Social media giant Facebook is rushing with its plan to integrate backends of Facebook, Instagram and WhatsApp Messenger. However, USA’s industry watchdog, Federal Trade Commission (FTC), is not much impressed by Facebook’s proposition and is now looking to turn it down citing antitrust concerns related to competition and privacy grounds.
The integration of backends will enable interoperation between the three disparate platforms owned by Facebook. If Facebook moves ahead with this plan, it would enable the social media company to provide interoperability in its payments service also.
Interestingly, the social media company might have also planned of this backend integration for launching its UPI-based payments service in India as well. However, its plans are already stuck in India due to data localisation issues, which makes it mandatory for foreign companies to store personal data of Indian users on local servers in the country.
Why FTC Is Against This Integration
According to WSJ, the US FTC is currently considering a preliminary injunction against Facebook to prevent further integration of its services. The FTC’s consideration comes on the basis of antitrust concerns, as larger platforms would prevent the rise of other competitors. Additionally, these companies would also prevent interoperability from other networks, the FTC noticed.
Moreover, FTC, after their investigation in the Facebook antitrust issue, also raised that any integration now would prevent the company from breaking up its services in the future as well.

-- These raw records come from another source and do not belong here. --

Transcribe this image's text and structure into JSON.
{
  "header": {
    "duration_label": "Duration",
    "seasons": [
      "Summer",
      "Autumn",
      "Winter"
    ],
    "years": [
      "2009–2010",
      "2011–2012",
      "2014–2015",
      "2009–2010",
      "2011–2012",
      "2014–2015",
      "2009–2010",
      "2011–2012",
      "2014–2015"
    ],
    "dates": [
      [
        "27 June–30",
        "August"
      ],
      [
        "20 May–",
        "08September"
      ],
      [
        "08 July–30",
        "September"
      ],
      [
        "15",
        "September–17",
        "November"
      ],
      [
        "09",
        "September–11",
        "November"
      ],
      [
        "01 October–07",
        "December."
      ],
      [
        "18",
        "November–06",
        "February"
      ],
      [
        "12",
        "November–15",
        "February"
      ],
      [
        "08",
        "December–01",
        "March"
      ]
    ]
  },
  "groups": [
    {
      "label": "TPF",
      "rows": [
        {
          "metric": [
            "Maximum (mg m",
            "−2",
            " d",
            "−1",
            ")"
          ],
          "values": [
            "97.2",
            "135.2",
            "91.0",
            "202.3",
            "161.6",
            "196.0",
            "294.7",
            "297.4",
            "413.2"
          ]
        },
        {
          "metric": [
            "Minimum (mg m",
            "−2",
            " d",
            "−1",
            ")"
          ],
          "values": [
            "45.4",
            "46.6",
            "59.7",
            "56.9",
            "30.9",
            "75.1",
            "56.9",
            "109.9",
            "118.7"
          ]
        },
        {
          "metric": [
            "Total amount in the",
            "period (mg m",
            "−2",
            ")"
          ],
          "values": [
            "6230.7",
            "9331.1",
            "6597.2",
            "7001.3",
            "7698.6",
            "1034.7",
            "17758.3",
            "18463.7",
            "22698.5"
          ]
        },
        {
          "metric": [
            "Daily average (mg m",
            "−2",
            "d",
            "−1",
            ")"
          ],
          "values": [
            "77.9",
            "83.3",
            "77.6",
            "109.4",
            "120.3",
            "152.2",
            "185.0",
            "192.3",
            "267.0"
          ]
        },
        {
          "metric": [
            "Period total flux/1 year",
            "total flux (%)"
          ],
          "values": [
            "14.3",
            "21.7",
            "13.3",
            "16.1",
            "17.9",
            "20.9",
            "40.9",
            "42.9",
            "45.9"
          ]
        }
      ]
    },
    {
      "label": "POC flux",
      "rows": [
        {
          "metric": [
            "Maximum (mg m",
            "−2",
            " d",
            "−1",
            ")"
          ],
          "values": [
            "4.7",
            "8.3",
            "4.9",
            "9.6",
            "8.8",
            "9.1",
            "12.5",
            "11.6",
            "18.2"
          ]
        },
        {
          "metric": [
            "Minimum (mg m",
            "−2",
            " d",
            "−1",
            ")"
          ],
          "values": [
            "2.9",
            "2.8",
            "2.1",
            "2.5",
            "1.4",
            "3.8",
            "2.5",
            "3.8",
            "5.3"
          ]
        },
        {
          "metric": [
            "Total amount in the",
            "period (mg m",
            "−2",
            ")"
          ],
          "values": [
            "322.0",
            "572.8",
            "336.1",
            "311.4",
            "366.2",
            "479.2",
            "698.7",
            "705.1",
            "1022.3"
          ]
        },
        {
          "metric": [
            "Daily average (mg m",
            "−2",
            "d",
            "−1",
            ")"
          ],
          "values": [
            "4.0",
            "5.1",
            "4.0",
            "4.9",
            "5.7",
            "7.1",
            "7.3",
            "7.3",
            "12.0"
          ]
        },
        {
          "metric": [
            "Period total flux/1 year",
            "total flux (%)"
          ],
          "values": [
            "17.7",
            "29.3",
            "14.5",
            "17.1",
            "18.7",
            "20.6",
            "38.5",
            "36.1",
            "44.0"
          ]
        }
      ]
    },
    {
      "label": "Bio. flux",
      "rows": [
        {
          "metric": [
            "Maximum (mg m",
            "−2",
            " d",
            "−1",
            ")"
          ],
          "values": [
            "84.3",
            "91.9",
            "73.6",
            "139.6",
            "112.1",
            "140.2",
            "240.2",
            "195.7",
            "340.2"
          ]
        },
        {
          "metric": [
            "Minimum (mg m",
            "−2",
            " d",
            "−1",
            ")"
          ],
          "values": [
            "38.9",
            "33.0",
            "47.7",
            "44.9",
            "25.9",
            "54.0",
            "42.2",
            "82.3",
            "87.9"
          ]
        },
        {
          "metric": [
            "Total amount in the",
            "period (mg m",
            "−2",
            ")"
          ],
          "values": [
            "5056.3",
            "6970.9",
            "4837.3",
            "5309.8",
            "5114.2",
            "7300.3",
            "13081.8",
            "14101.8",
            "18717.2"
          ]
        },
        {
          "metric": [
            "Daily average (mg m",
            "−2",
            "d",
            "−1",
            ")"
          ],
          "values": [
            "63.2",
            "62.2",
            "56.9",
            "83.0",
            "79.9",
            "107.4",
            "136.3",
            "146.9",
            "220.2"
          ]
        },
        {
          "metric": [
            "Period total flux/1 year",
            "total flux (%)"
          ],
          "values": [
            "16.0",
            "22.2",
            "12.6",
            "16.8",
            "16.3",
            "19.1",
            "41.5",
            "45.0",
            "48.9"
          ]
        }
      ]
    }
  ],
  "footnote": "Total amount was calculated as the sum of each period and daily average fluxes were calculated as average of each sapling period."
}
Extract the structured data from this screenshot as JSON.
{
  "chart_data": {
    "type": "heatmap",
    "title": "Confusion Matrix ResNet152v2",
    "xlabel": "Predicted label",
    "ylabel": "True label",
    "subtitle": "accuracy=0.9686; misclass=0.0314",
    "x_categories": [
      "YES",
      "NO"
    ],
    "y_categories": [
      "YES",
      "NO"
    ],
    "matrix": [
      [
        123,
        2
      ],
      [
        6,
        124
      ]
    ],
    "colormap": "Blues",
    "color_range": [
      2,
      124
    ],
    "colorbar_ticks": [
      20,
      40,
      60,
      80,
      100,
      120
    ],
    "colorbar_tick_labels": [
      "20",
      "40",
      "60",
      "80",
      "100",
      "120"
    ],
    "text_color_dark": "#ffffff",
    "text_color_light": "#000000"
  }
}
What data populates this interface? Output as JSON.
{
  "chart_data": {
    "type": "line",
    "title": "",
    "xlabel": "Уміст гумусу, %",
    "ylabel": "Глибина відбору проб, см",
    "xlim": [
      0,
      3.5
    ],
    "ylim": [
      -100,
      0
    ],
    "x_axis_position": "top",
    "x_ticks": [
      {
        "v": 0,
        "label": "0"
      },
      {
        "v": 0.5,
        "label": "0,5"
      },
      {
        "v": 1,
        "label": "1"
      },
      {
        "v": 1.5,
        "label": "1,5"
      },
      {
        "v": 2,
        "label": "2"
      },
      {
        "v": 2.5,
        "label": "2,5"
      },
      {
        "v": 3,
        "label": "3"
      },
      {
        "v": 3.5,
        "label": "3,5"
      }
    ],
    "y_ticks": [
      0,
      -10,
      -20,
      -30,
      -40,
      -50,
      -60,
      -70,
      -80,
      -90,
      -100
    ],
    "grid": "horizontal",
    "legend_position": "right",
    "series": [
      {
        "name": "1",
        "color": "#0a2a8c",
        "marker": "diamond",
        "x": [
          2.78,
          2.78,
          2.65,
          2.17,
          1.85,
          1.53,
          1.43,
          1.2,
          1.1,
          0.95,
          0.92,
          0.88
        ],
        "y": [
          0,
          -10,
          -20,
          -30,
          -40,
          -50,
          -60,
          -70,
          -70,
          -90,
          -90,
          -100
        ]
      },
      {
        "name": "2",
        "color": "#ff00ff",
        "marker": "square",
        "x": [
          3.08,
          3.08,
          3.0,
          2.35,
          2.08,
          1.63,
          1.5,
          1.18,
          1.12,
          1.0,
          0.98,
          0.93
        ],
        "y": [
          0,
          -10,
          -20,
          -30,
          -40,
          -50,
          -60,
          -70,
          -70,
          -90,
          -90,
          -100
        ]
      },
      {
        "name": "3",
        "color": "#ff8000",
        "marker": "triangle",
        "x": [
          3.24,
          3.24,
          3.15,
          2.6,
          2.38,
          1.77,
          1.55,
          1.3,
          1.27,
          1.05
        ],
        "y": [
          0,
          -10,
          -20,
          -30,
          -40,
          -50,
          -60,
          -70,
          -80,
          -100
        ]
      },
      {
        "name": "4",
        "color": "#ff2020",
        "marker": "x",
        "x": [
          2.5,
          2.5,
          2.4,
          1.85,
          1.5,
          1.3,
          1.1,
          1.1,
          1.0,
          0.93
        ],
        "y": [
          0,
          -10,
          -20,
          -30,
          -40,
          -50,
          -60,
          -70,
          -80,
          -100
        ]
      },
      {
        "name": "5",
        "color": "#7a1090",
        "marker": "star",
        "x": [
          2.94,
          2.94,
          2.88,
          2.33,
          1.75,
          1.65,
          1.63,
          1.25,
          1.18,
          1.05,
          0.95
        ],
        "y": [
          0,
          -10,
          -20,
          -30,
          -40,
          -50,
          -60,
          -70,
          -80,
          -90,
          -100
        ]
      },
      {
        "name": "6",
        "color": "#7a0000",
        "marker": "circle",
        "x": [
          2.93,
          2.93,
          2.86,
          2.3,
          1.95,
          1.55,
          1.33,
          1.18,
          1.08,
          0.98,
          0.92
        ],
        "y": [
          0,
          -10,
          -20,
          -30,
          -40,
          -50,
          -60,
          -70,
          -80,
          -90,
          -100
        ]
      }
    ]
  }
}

Notably, the social media company, which has over 2.5 Bn users combined users on its three different platforms — Facebook, Instagram, WhatsApp, is also under investigation by the FTC for their data handling practices.
The media report added that the decision about whether the FTC will go ahead with requesting an injunction is expected by January 2019. Moreover, it is also speculated that the decision might also force Facebook to open up interoperability with competitors.
Speaking about the FTC investigation, a Facebook spokesperson said that the company will operate the combined networks with a new “privacy-focused vision” which focusses on key principles, including user privacy, better encryption, interoperability, secure data storage, among others.